Thursday, February 11, 2010

Only in SC can you have a think thank where nobody thinks, and where they claim to be doing journalism without doing any.

With help, the South Carolina Policy Council has been ginning up the animal spirits of the base by cribbing stimulus grants without knowing what any of them are actually about. It's how you run a Southern think tank that doesn't think.


In today's chapter, we consider their denunciation of an academic study:


Modeling family factors in the transmission of wealth: $226,333
Jobs “created”: 0
This study might be defensible if it had something to do with creating wealth today, but the project focuses on “specifying conditions under which men were able to accumulate wealth between 1850 and 1870 in a native born US population of related individuals.” Shelf science at its worst.



Apparently nobody at SCPC reads books.
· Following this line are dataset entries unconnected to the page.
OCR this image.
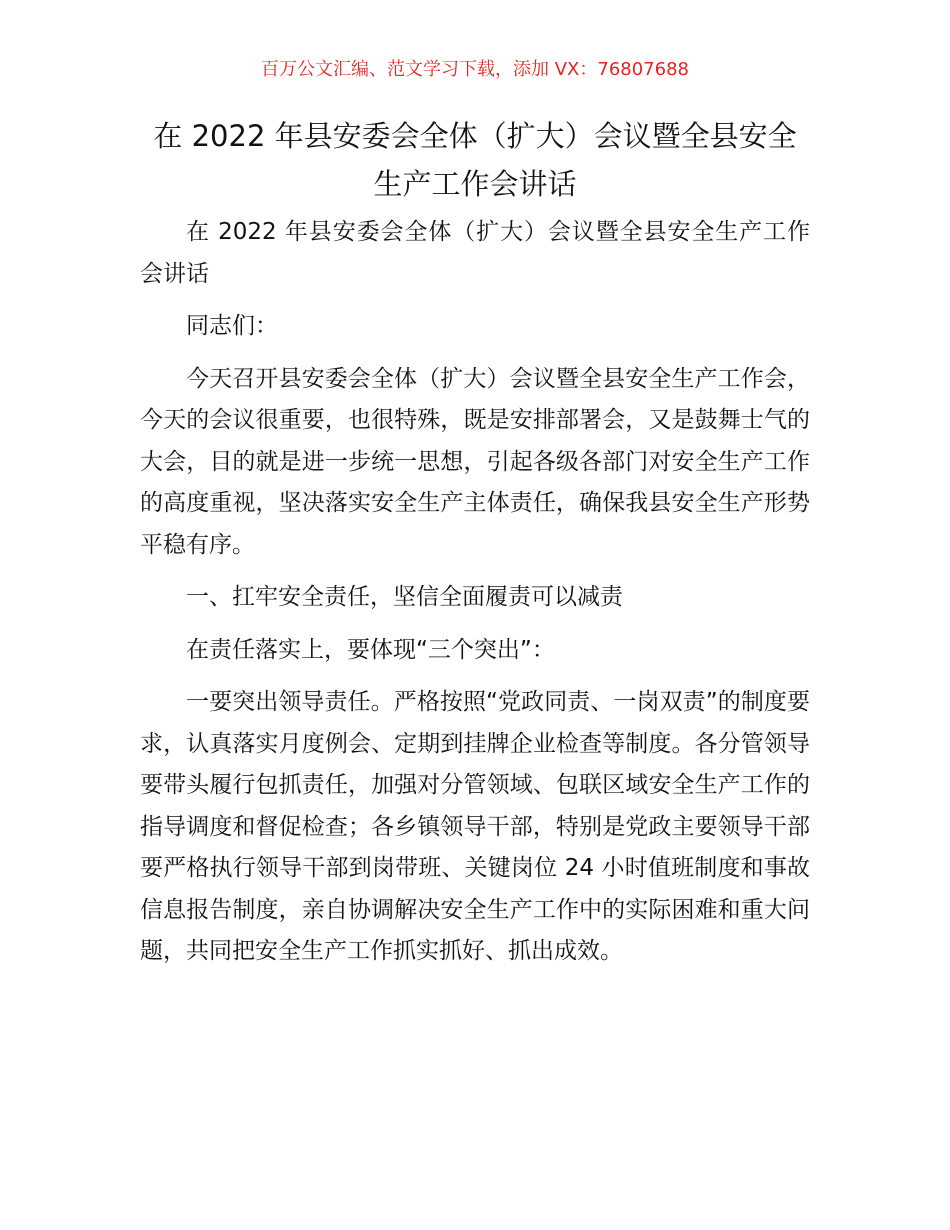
百万公文汇编、范文学习下载，添加 VX：76807688
在 2022 年县安委会全体（扩大）会议暨全县安全生产工作会讲话

在 2022 年县安委会全体（扩大）会议暨全县安全生产工作会讲话

同志们：

今天召开县安委会全体（扩大）会议暨全县安全生产工作会，今天的会议很重要，也很特殊，既是安排部署会，又是鼓舞士气的大会，目的就是进一步统一思想，引起各级各部门对安全生产工作的高度重视，坚决落实安全生产主体责任，确保我县安全生产形势平稳有序。

一、扛牢安全责任，坚信全面履责可以减责

在责任落实上，要体现“三个突出”：

一要突出领导责任。严格按照“党政同责、一岗双责”的制度要求，认真落实月度例会、定期到挂牌企业检查等制度。各分管领导要带头履行包抓责任，加强对分管领域、包联区域安全生产工作的指导调度和督促检查；各乡镇领导干部，特别是党政主要领导干部要严格执行领导干部到岗带班、关键岗位 24 小时值班制度和事故信息报告制度，亲自协调解决安全生产工作中的实际困难和重大问题，共同把安全生产工作抓实抓好、抓出成效。
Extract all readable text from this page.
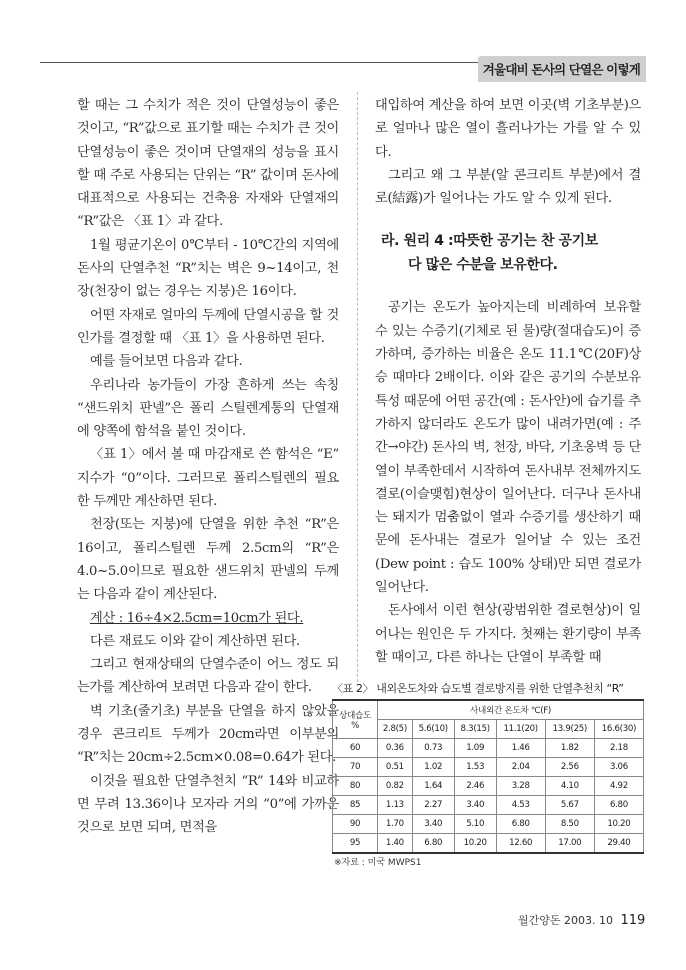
겨울대비 돈사의 단열은 이렇게

할 때는 그 수치가 적은 것이 단열성능이 좋은 것이고, “R”값으로 표기할 때는 수치가 큰 것이 단열성능이 좋은 것이며 단열재의 성능을 표시할 때 주로 사용되는 단위는 “R” 값이며 돈사에 대표적으로 사용되는 건축용 자재와 단열재의 “R”값은 〈표 1〉과 같다.

1월 평균기온이 0℃부터 - 10℃간의 지역에 돈사의 단열추천 “R”치는 벽은 9~14이고, 천장(천장이 없는 경우는 지붕)은 16이다.

어떤 자재로 얼마의 두께에 단열시공을 할 것인가를 결정할 때 〈표 1〉을 사용하면 된다.

예를 들어보면 다음과 같다.

우리나라 농가들이 가장 흔하게 쓰는 속칭 “샌드위치 판넬”은 폴리 스틸렌계통의 단열재에 양쪽에 함석을 붙인 것이다.

〈표 1〉에서 볼 때 마감재로 쓴 함석은 “E” 지수가 “0”이다. 그러므로 폴리스틸렌의 필요한 두께만 계산하면 된다.

천장(또는 지붕)에 단열을 위한 추천 “R”은 16이고, 폴리스틸렌 두께 2.5cm의 “R”은 4.0~5.0이므로 필요한 샌드위치 판넬의 두께는 다음과 같이 계산된다.

계산 : 16÷4×2.5cm=10cm가 된다.

다른 재료도 이와 같이 계산하면 된다.

그리고 현재상태의 단열수준이 어느 정도 되는가를 계산하여 보려면 다음과 같이 한다.

벽 기초(줄기초) 부분을 단열을 하지 않았을 경우 콘크리트 두께가 20cm라면 이부분의 “R”치는 20cm÷2.5cm×0.08=0.64가 된다.

이것을 필요한 단열추천치 “R” 14와 비교하면 무려 13.36이나 모자라 거의 “0”에 가까운 것으로 보면 되며, 면적을

대입하여 계산을 하여 보면 이곳(벽 기초부분)으로 얼마나 많은 열이 흘러나가는 가를 알 수 있다.

그리고 왜 그 부분(알 콘크리트 부분)에서 결로(結露)가 일어나는 가도 알 수 있게 된다.

라. 원리 4 :따뜻한 공기는 찬 공기보
다 많은 수분을 보유한다.

공기는 온도가 높아지는데 비례하여 보유할 수 있는 수증기(기체로 된 물)량(절대습도)이 증가하며, 증가하는 비율은 온도 11.1℃(20F)상승 때마다 2배이다. 이와 같은 공기의 수분보유 특성 때문에 어떤 공간(예 : 돈사안)에 습기를 추가하지 않더라도 온도가 많이 내려가면(예 : 주간→야간) 돈사의 벽, 천장, 바닥, 기초옹벽 등 단열이 부족한데서 시작하여 돈사내부 전체까지도 결로(이슬맺힘)현상이 일어난다. 더구나 돈사내는 돼지가 멈춤없이 열과 수증기를 생산하기 때문에 돈사내는 결로가 일어날 수 있는 조건(Dew point : 습도 100% 상태)만 되면 결로가 일어난다.

돈사에서 이런 현상(광범위한 결로현상)이 일어나는 원인은 두 가지다. 첫째는 환기량이 부족할 때이고, 다른 하나는 단열이 부족할 때

〈표 2〉 내외온도차와 습도별 결로방지를 위한 단열추천치 “R”
상대습도
%	사내외간 온도차 ℃(F)					
	2.8(5)	5.6(10)	8.3(15)	11.1(20)	13.9(25)	16.6(30)
60	0.36	0.73	1.09	1.46	1.82	2.18
70	0.51	1.02	1.53	2.04	2.56	3.06
80	0.82	1.64	2.46	3.28	4.10	4.92
85	1.13	2.27	3.40	4.53	5.67	6.80
90	1.70	3.40	5.10	6.80	8.50	10.20
95	1.40	6.80	10.20	12.60	17.00	29.40
※자료 : 미국 MWPS1
월간양돈 2003. 10 119
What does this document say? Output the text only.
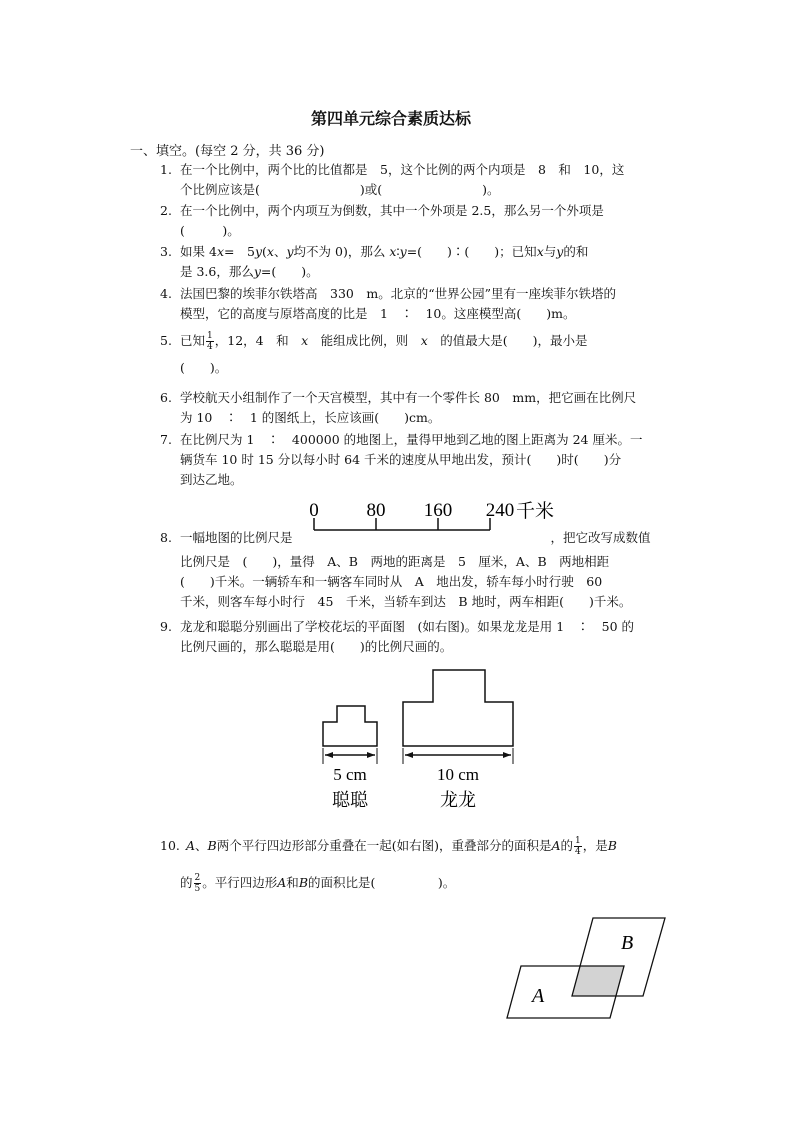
第四单元综合素质达标
一、填空。(每空 2 分，共 36 分)
1. 在一个比例中，两个比的比值都是　5，这个比例的两个内项是　8　和　10，这
个比例应该是(　　　　　　　　)或(　　　　　　　　)。
2. 在一个比例中，两个内项互为倒数，其中一个外项是 2.5，那么另一个外项是
(　　　)。
3. 如果 4x=　5y(x、y均不为 0)，那么 x∶y=(　　)∶(　　)；已知x与y的和
是 3.6，那么y=(　　)。
4. 法国巴黎的埃菲尔铁塔高　330　m。北京的“世界公园”里有一座埃菲尔铁塔的
模型，它的高度与原塔高度的比是　1　∶　10。这座模型高(　　)m。
5. 已知 $\frac{1}{4}$ ，12，4　和　x　能组成比例，则　x　的值最大是(　　)，最小是
(　　)。
6. 学校航天小组制作了一个天宫模型，其中有一个零件长 80　mm，把它画在比例尺
为 10　∶　1 的图纸上，长应该画(　　)cm。
7. 在比例尺为 1　∶　400000 的地图上，量得甲地到乙地的图上距离为 24 厘米。一
辆货车 10 时 15 分以每小时 64 千米的速度从甲地出发，预计(　　)时(　　)分
到达乙地。
0	80 160 240 千米
8. 一幅地图的比例尺是	，把它改写成数值
比例尺是　(　　)，量得　A、B　两地的距离是　5　厘米，A、B　两地相距
(　　)千米。一辆轿车和一辆客车同时从　A　地出发，轿车每小时行驶　60
千米，则客车每小时行　45　千米，当轿车到达　B 地时，两车相距(　　)千米。
9. 龙龙和聪聪分别画出了学校花坛的平面图　(如右图)。如果龙龙是用 1　∶　50 的
比例尺画的，那么聪聪是用(　　)的比例尺画的。
5 cm
聪聪
10 cm
龙龙
10. A、B两个平行四边形部分重叠在一起(如右图)，重叠部分的面积是A的 $\frac{1}{4}$ ，是B
的 $\frac{2}{5}$ 。平行四边形A和B的面积比是(　　　　　)。
A
B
Compare that asshat response to this NYT story about where Nobel laureate William Faulkner got his inspiration for some of the greatest American fiction of the 20th century: 
...The manuscript, a diary from the mid-1800s, was written by Francis Terry Leak, a wealthy plantation owner in Mississippi whose great-grandson Edgar Wiggin Francisco Jr. was a friend of Faulkner’s since childhood. Mr. Francisco’s son, Edgar Wiggin Francisco III, now 79, recalls the writer’s frequent visits to the family homestead in Holly Springs, Miss., throughout the 1930s, saying Faulkner was fascinated with the diary’s several volumes. Mr. Francisco said he saw them in Faulker’s hands and remembers that he “was always taking copious notes.”
Specialists have been stunned and intrigued not only by this peephole into Faulkner’s working process, but also by material that may have inspired this Nobel-prize-winning author, considered by many to be one of the greatest American novelists of the 20th century.
“I think it’s one of the most sensational literary discoveries of recent decades,” said John Lowe, an English professor at Louisiana State University who is writing a book on Faulkner. He was one of a handful of experts who met Dr. Francisco at the hand-hewn log house in Holly Springs last month. There they saw the windowpane where a cousin, Ludie Baugh, etched the letters L-U-D-I-E into the glass while watching Confederate soldiers march by — a scene that appears in several Faulkner works.